Repulsive Force Could Eliminate Nanofriction

When two objects are so close together that the distance between them is about the same size as quantum fluctuations called virtual particles, they’re pulled together. This effect, caused by the Casimir force, is not something that humankind has had to worry about until recently. But as researchers develop nanomechanical devices for communications and computation, so-called “stiction” has emerged as a potential stumbling block that might, for example, limit the density of memory chips. But there’s a flip side to the Casimir force that might enable, rather than hinder, nano devices. Hendrik Casimir, who described his eponymous force in 1948, and Evgeny Lifshitz, who expanded his work, predicted that at slightly larger distances, this force should turn repulsive. Now researchers at Harvard University and the National Institutes of Health have seen this repulsive force in the lab for the first time.

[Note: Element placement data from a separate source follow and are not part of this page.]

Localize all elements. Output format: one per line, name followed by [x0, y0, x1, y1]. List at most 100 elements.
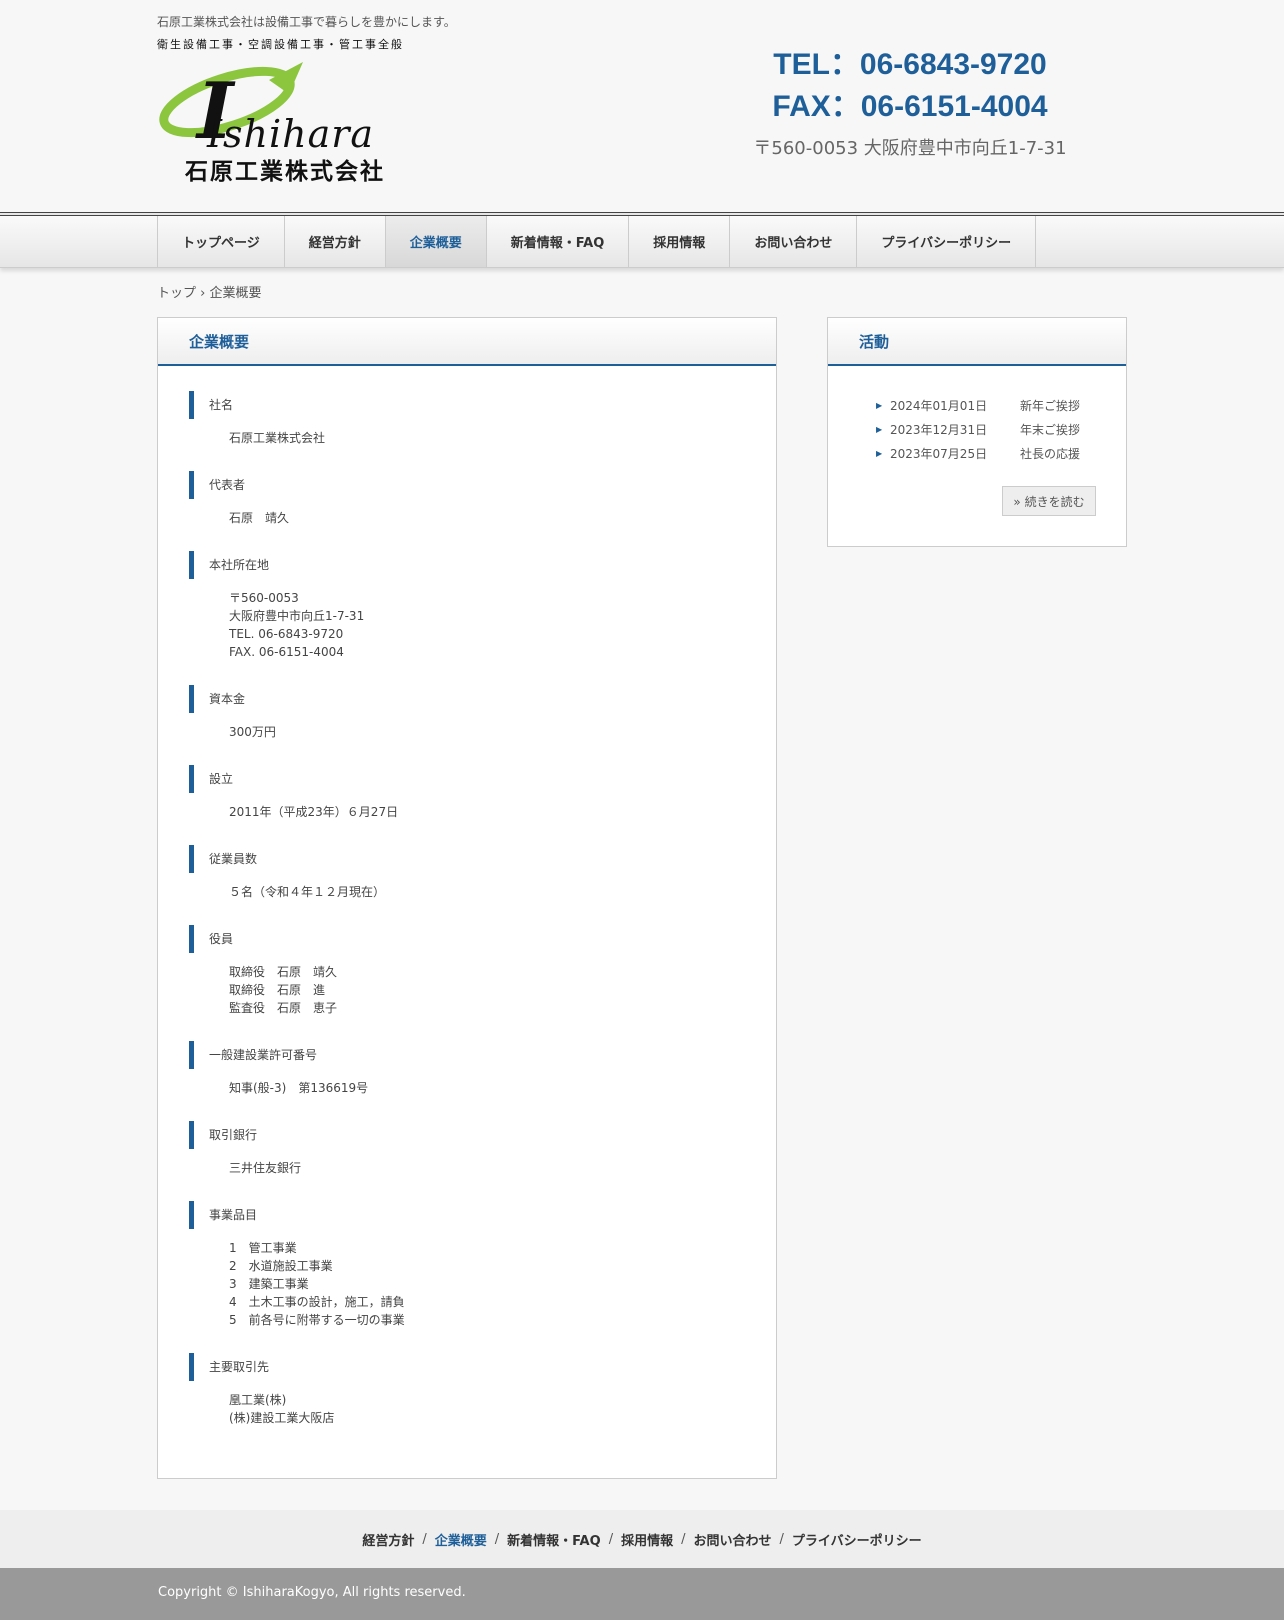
header-address: 〒560-0053 大阪府豊中市向丘1-7-31 — [753, 138, 1067, 159]
nav-item-top[interactable]: トップページ — [158, 216, 285, 267]
info-section-title: 主要取引先 — [189, 1353, 776, 1381]
caret-right-icon: ▶ — [876, 401, 883, 410]
activity-widget: 活動 ▶ 2024年01月01日 新年ご挨拶 ▶ 2023年12月31日 年末ご挨拶 ▶ 20… — [827, 317, 1127, 547]
info-section-body: ５名（令和４年１２月現在） — [189, 883, 776, 901]
info-section: 事業品目 1 管工事業 2 水道施設工事業 3 建築工事業 4 土木工事の設計，施工，請… — [189, 1201, 776, 1329]
site-header: 石原工業株式会社は設備工事で暮らしを豊かにします。 衛生設備工事・空調設備工事・… — [0, 0, 1284, 212]
read-more-button[interactable]: » 続きを読む — [1002, 486, 1096, 516]
logo-wordmark: Ishihara — [207, 112, 375, 156]
info-section-body: 〒560-0053 大阪府豊中市向丘1-7-31 TEL. 06-6843-9720… — [189, 589, 776, 661]
footer-link[interactable]: 新着情報・FAQ — [507, 1530, 601, 1549]
breadcrumb: トップ › 企業概要 — [157, 282, 262, 301]
info-section-title: 社名 — [189, 391, 776, 419]
info-section-title: 設立 — [189, 765, 776, 793]
info-section: 代表者石原 靖久 — [189, 471, 776, 527]
nav-item-privacy[interactable]: プライバシーポリシー — [857, 216, 1037, 267]
footer-link[interactable]: 経営方針 — [362, 1530, 414, 1549]
footer-separator: / — [779, 1531, 784, 1547]
nav-item-news-faq[interactable]: 新着情報・FAQ — [487, 216, 630, 267]
nav-item-policy[interactable]: 経営方針 — [285, 216, 386, 267]
nav-list: トップページ 経営方針 企業概要 新着情報・FAQ 採用情報 お問い合わせ プラ… — [157, 216, 1037, 267]
info-section-body: 2011年（平成23年）６月27日 — [189, 803, 776, 821]
info-line: 取締役 石原 靖久 — [229, 965, 338, 979]
info-line: 300万円 — [229, 725, 276, 739]
footer-bar: Copyright © IshiharaKogyo, All rights re… — [0, 1568, 1284, 1620]
activity-title: 活動 — [828, 318, 1126, 366]
info-line: 1 管工事業 — [229, 1241, 297, 1255]
info-section: 主要取引先凰工業(株) (株)建設工業大阪店 — [189, 1353, 776, 1427]
footer-link[interactable]: プライバシーポリシー — [792, 1530, 922, 1549]
info-section-title: 従業員数 — [189, 845, 776, 873]
footer-link[interactable]: 採用情報 — [621, 1530, 673, 1549]
info-section-title: 取引銀行 — [189, 1121, 776, 1149]
breadcrumb-separator: › — [200, 286, 206, 301]
company-info-list: 社名石原工業株式会社代表者石原 靖久本社所在地〒560-0053 大阪府豊中市向丘… — [158, 366, 776, 1427]
news-title: 社長の応援 — [1020, 447, 1081, 461]
info-section: 一般建設業許可番号知事(般-3) 第136619号 — [189, 1041, 776, 1097]
info-section: 従業員数 ５名（令和４年１２月現在） — [189, 845, 776, 901]
info-line: 5 前各号に附帯する一切の事業 — [229, 1313, 405, 1327]
info-line: 監査役 石原 恵子 — [229, 1001, 338, 1015]
info-section-body: 石原 靖久 — [189, 509, 776, 527]
footer-link[interactable]: 企業概要 — [435, 1530, 487, 1549]
footer-separator: / — [422, 1531, 427, 1547]
nav-item-contact[interactable]: お問い合わせ — [730, 216, 858, 267]
info-section-title: 本社所在地 — [189, 551, 776, 579]
news-item[interactable]: ▶ 2024年01月01日 新年ご挨拶 — [876, 394, 1126, 418]
caret-right-icon: ▶ — [876, 425, 883, 434]
info-section-title: 事業品目 — [189, 1201, 776, 1229]
site-tagline: 石原工業株式会社は設備工事で暮らしを豊かにします。 — [157, 15, 456, 29]
info-line: 知事(般-3) 第136619号 — [229, 1081, 369, 1095]
phone-number: TEL：06-6843-9720 — [773, 48, 1047, 81]
info-section-body: 300万円 — [189, 723, 776, 741]
footer-link[interactable]: お問い合わせ — [693, 1530, 771, 1549]
info-section: 資本金 300万円 — [189, 685, 776, 741]
info-line: FAX. 06-6151-4004 — [229, 645, 344, 659]
info-line: 2011年（平成23年）６月27日 — [229, 805, 399, 819]
info-line: 三井住友銀行 — [229, 1161, 302, 1175]
info-line: (株)建設工業大阪店 — [229, 1411, 335, 1425]
info-section-body: 1 管工事業 2 水道施設工事業 3 建築工事業 4 土木工事の設計，施工，請負 5 前… — [189, 1239, 776, 1329]
logo-company-name: 石原工業株式会社 — [185, 159, 385, 185]
info-section-body: 三井住友銀行 — [189, 1159, 776, 1177]
info-line: 4 土木工事の設計，施工，請負 — [229, 1295, 405, 1309]
info-line: 大阪府豊中市向丘1-7-31 — [229, 609, 365, 623]
info-section-body: 取締役 石原 靖久 取締役 石原 進監査役 石原 恵子 — [189, 963, 776, 1017]
info-section-body: 凰工業(株) (株)建設工業大阪店 — [189, 1391, 776, 1427]
info-section: 設立 2011年（平成23年）６月27日 — [189, 765, 776, 821]
info-section-title: 役員 — [189, 925, 776, 953]
info-section-body: 知事(般-3) 第136619号 — [189, 1079, 776, 1097]
info-line: 凰工業(株) — [229, 1393, 287, 1407]
info-line: 2 水道施設工事業 — [229, 1259, 333, 1273]
news-title: 新年ご挨拶 — [1020, 399, 1081, 413]
copyright-text: Copyright © IshiharaKogyo, All rights re… — [158, 1585, 466, 1600]
footer-separator: / — [608, 1531, 614, 1547]
info-line: 取締役 石原 進 — [229, 983, 326, 997]
info-section-body: 石原工業株式会社 — [189, 429, 776, 447]
nav-item-recruit[interactable]: 採用情報 — [629, 216, 731, 267]
info-section-title: 資本金 — [189, 685, 776, 713]
nav-item-company[interactable]: 企業概要 — [385, 216, 487, 267]
news-item[interactable]: ▶ 2023年12月31日 年末ご挨拶 — [876, 418, 1126, 442]
news-title: 年末ご挨拶 — [1020, 423, 1081, 437]
info-line: 石原工業株式会社 — [229, 431, 326, 445]
contact-block: TEL：06-6843-9720 FAX：06-6151-4004 〒560-0… — [740, 44, 1080, 160]
info-line: 石原 靖久 — [229, 511, 290, 525]
footer-separator: / — [494, 1531, 500, 1547]
site-logo[interactable]: 衛生設備工事・空調設備工事・管工事全般 I Ishihara 石原工業株式会社 — [157, 36, 407, 185]
news-list: ▶ 2024年01月01日 新年ご挨拶 ▶ 2023年12月31日 年末ご挨拶 ▶ 2023年… — [828, 366, 1126, 466]
info-section: 社名石原工業株式会社 — [189, 391, 776, 447]
info-line: 3 建築工事業 — [229, 1277, 309, 1291]
info-line: ５名（令和４年１２月現在） — [229, 885, 386, 899]
info-section-title: 一般建設業許可番号 — [189, 1041, 776, 1069]
news-item[interactable]: ▶ 2023年07月25日 社長の応援 — [876, 442, 1126, 466]
info-section: 取引銀行三井住友銀行 — [189, 1121, 776, 1177]
global-nav: トップページ 経営方針 企業概要 新着情報・FAQ 採用情報 お問い合わせ プラ… — [0, 212, 1284, 268]
info-section: 本社所在地〒560-0053 大阪府豊中市向丘1-7-31 TEL. 06-6843… — [189, 551, 776, 661]
breadcrumb-home-link[interactable]: トップ — [157, 286, 196, 301]
footer-separator: / — [681, 1531, 686, 1547]
news-date: 2023年07月25日 — [890, 447, 988, 461]
company-overview-panel: 企業概要 社名 石原工業株式会社 代表者 石原 靖久 本社所在地 〒560-0053 大阪府… — [157, 317, 777, 1479]
info-section-title: 代表者 — [189, 471, 776, 499]
breadcrumb-current: 企業概要 — [209, 286, 262, 301]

The researchers reversed the Casimir force through their choice of materials. Whether the force is attractive or repulsive, it turns out, depends on the relative dielectric permittivities of the two surfaces and of the medium that lies between them. (Dielectric permittivity is a material property that describes how a material interacts with electrical fields.) When the researchers brought together a gold-coated sphere about 40 micrometers in diameter and a silica plate, both submerged in the liquid bromobenzene, they measured a repulsive Casimir force. The gold sphere was attached to an atomic force microscope, which was used to detect this repulsion. These results are described in the journal Nature.

These results suggest that it should be possible to create stictionless, friction-free nanomechanical devices based on what the researchers call quantum levitation. It’s not yet clear what applications will be found for quantum levitation, but according to a press release from Harvard, the researchers have filed a U.S. patent covering nano devices based on the phenomenon. Think friction-free ball bearings and ultrasensitive chemical detectors.

The Harvard researchers were led by Federico Capasso, a physicist who developed the first quantum-cascade laser at Bell Labs in the mid-1990s. He has also been featured in our 10 Emerging Technologies section in 2007 for his work on optical antennas.